A planned ‘eco-city’ for medical tourism 

Continuing the trend of eco-ification, Kyrgyzstan plans to build what it calls the Asman Eco-City of the Future on the shores of Lake Issyk-Kul. The project’s website says it hopes the city will house 300,000 inhabitants, although Kyrgyzstan’s president, Sadyr Japarov, has suggested even more could eventually live there.  

“From 500,000 to 700,000 people will live in the future city,” Japarov said ahead of laying an inaugural capsule at the construction site in June. “The total area of the city is 4,000 hectares. The construction will be financed by external investors—foreign companies.”  

So far, the three French firms Finentrep Aspir, MEDEF, and Mercuroo have pledged to invest five billion US dollars in the project—a quarter of the total needed. 
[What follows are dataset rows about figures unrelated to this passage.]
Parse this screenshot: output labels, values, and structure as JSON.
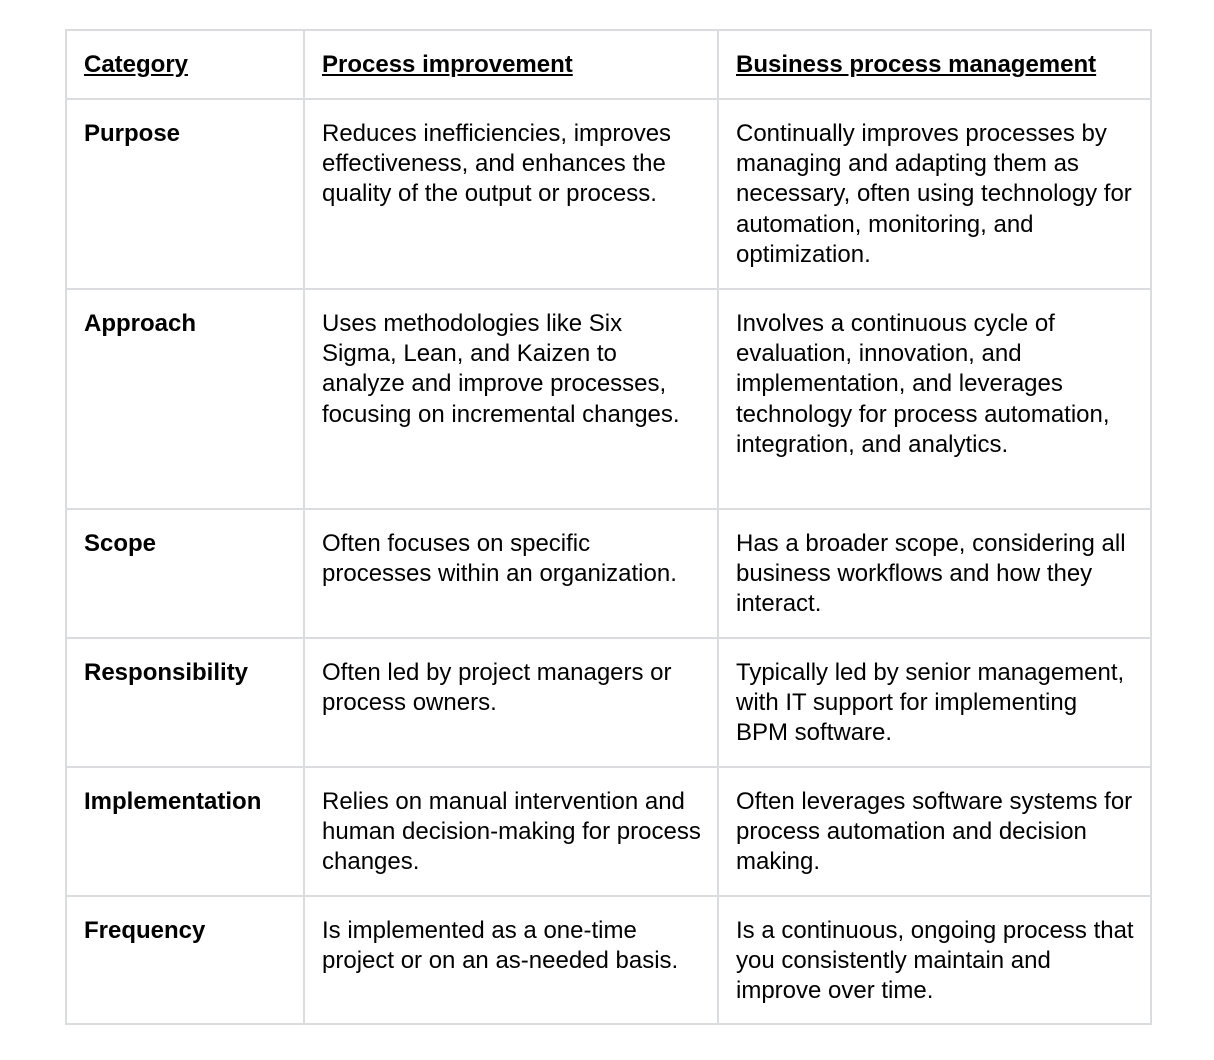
{
  "table": {
    "headers": [
      "Category",
      "Process improvement",
      "Business process management"
    ],
    "rows": [
      {
        "category": "Purpose",
        "pi": "Reduces inefficiencies, improves effectiveness, and enhances the quality of the output or process.",
        "bpm": "Continually improves processes by managing and adapting them as necessary, often using technology for automation, monitoring, and optimization."
      },
      {
        "category": "Approach",
        "pi": "Uses methodologies like Six Sigma, Lean, and Kaizen to analyze and improve processes, focusing on incremental changes.",
        "bpm": "Involves a continuous cycle of evaluation, innovation, and implementation, and leverages technology for process automation, integration, and analytics."
      },
      {
        "category": "Scope",
        "pi": "Often focuses on specific processes within an organization.",
        "bpm": "Has a broader scope, considering all business workflows and how they interact."
      },
      {
        "category": "Responsibility",
        "pi": "Often led by project managers or process owners.",
        "bpm": "Typically led by senior management, with IT support for implementing BPM software."
      },
      {
        "category": "Implementation",
        "pi": "Relies on manual intervention and human decision-making for process changes.",
        "bpm": "Often leverages software systems for process automation and decision making."
      },
      {
        "category": "Frequency",
        "pi": "Is implemented as a one-time project or on an as-needed basis.",
        "bpm": "Is a continuous, ongoing process that you consistently maintain and improve over time."
      }
    ]
  }
}
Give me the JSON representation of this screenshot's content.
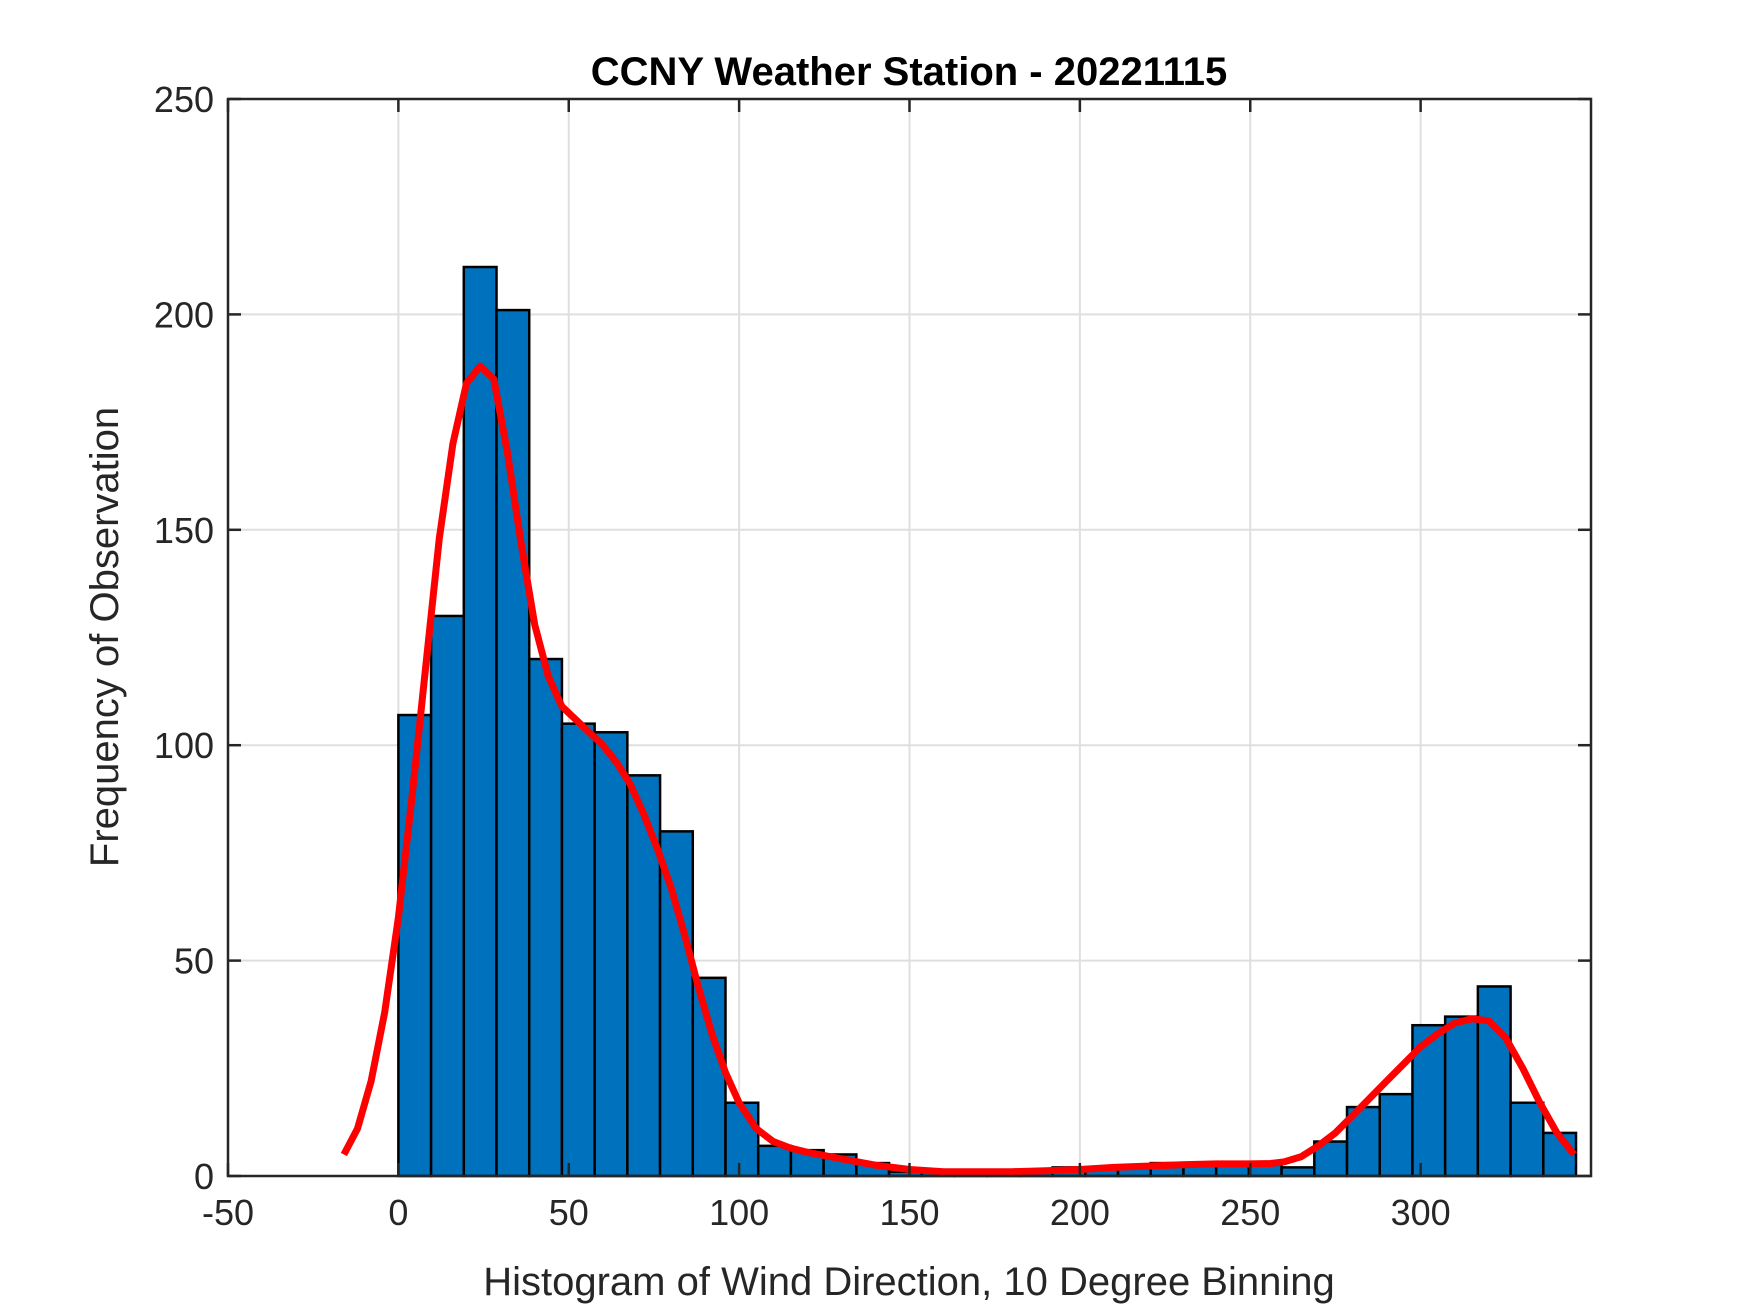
{
  "chart_data": {
    "type": "bar",
    "title": "CCNY Weather Station - 20221115",
    "xlabel": "Histogram of Wind Direction, 10 Degree Binning",
    "ylabel": "Frequency of Observation",
    "xlim": [
      -50,
      350
    ],
    "ylim": [
      0,
      250
    ],
    "xticks": [
      -50,
      0,
      50,
      100,
      150,
      200,
      250,
      300
    ],
    "yticks": [
      0,
      50,
      100,
      150,
      200,
      250
    ],
    "xtick_labels": [
      "-50",
      "0",
      "50",
      "100",
      "150",
      "200",
      "250",
      "300"
    ],
    "ytick_labels": [
      "0",
      "50",
      "100",
      "150",
      "200",
      "250"
    ],
    "grid": true,
    "bin_width": 9.6,
    "bin_edges": [
      0,
      9.6,
      19.2,
      28.8,
      38.4,
      48.0,
      57.6,
      67.2,
      76.8,
      86.4,
      96.0,
      105.6,
      115.2,
      124.8,
      134.4,
      144.0,
      153.6,
      163.2,
      172.8,
      182.4,
      192.0,
      201.6,
      211.2,
      220.8,
      230.4,
      240.0,
      249.6,
      259.2,
      268.8,
      278.4,
      288.0,
      297.6,
      307.2,
      316.8,
      326.4,
      336.0,
      345.6
    ],
    "values": [
      107,
      130,
      211,
      201,
      120,
      105,
      103,
      93,
      80,
      46,
      17,
      7,
      6,
      5,
      3,
      1,
      1,
      1,
      1,
      1,
      2,
      2,
      2,
      3,
      3,
      3,
      3,
      2,
      8,
      16,
      19,
      35,
      37,
      44,
      17,
      10
    ],
    "bar_color": "#0072BD",
    "edge_color": "#000000",
    "series": [
      {
        "type": "line",
        "color": "#FF0000",
        "x": [
          -16,
          -12,
          -8,
          -4,
          0,
          4,
          8,
          12,
          16,
          20,
          24,
          28,
          32,
          36,
          40,
          44,
          48,
          52,
          56,
          60,
          64,
          68,
          72,
          76,
          80,
          84,
          88,
          92,
          96,
          100,
          105,
          110,
          115,
          120,
          130,
          140,
          150,
          160,
          170,
          180,
          190,
          200,
          210,
          220,
          230,
          240,
          250,
          256,
          260,
          265,
          270,
          275,
          280,
          285,
          290,
          295,
          300,
          305,
          310,
          315,
          320,
          325,
          330,
          335,
          340,
          345
        ],
        "y": [
          5,
          11,
          22,
          38,
          60,
          88,
          118,
          148,
          170,
          184,
          188,
          185,
          168,
          147,
          128,
          116,
          109,
          106,
          103,
          100,
          96,
          91,
          84,
          76,
          67,
          56,
          44,
          33,
          24,
          17,
          11,
          8,
          6.5,
          5.5,
          4,
          2.5,
          1.5,
          1,
          1,
          1,
          1.2,
          1.5,
          2,
          2.3,
          2.6,
          2.8,
          2.8,
          2.9,
          3.3,
          4.5,
          7,
          10,
          14,
          18,
          22,
          26,
          30,
          33,
          35.5,
          36.5,
          36,
          32,
          25,
          17,
          10,
          5
        ]
      }
    ]
  }
}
The city—whose grid will resemble a Kyrgyz string instrument, the komuz—is supposed to have a car racing track, lakeside water sports facilities, traffic control managed by artificial intelligence, malls, and gourmet restaurants. The head of the Asman project, Ruslan Akmataliev, hopes it will draw educated Kyrgyz professionals who have sought better-paying jobs outside the country back home while creating jobs for Kyrgyz labourers who would otherwise go to Russia for work. 


Lake Issyk-Kul


Ending the remittance trap 

Today, Kyrgyzstan is tied with neighbouring Tajikistan for the title of the world’s second-most remittance-dependent economy (first place goes to the tiny island nation of Tonga) with a third of its gross domestic product coming from money sent home from its diaspora. 

“If we create [work and life] opportunities here, many Kyrgyz will return to our country to work. We will take the best from all over the world — the latest technologies for Asman,” said Akmataliev. “We will have the newest hospitals for medical tourism and also the Kyrgyz people won’t have to travel to Turkey, India, or Israel for treatment anymore.” 

Creating a hub for medical tourism from scratch is a novel endeavour, and the project hopes to draw healthcare providers from South Korea, Israel, Germany, Turkey, the United States, and Russia to Asman.

Kyrgyzstan is already a hub for South Asian medical students—hosting 15,000 Indian and Pakistani students across several medical schools as of 2020—and could build on this source of human capital. 

For now, however, Asman remains in its early stages, and given that other planned city projects in Central Asia have met with mixed success, it remains to be seen whether Asman will be economically viable in the long run.  

Environmentalists also worry that poorly-regulated construction, waste and sewage management issues, and a mass influx of people will pollute the land, air, and water around one of the country’s most pristine lakes—whose surroundings are home to 39 endangered species of animal.  

But if Asman can prove successful and sustainable, it could facilitate a higher volume of medical and eco-tourism to Issyk-Kul and employ thousands of Kyrgyz.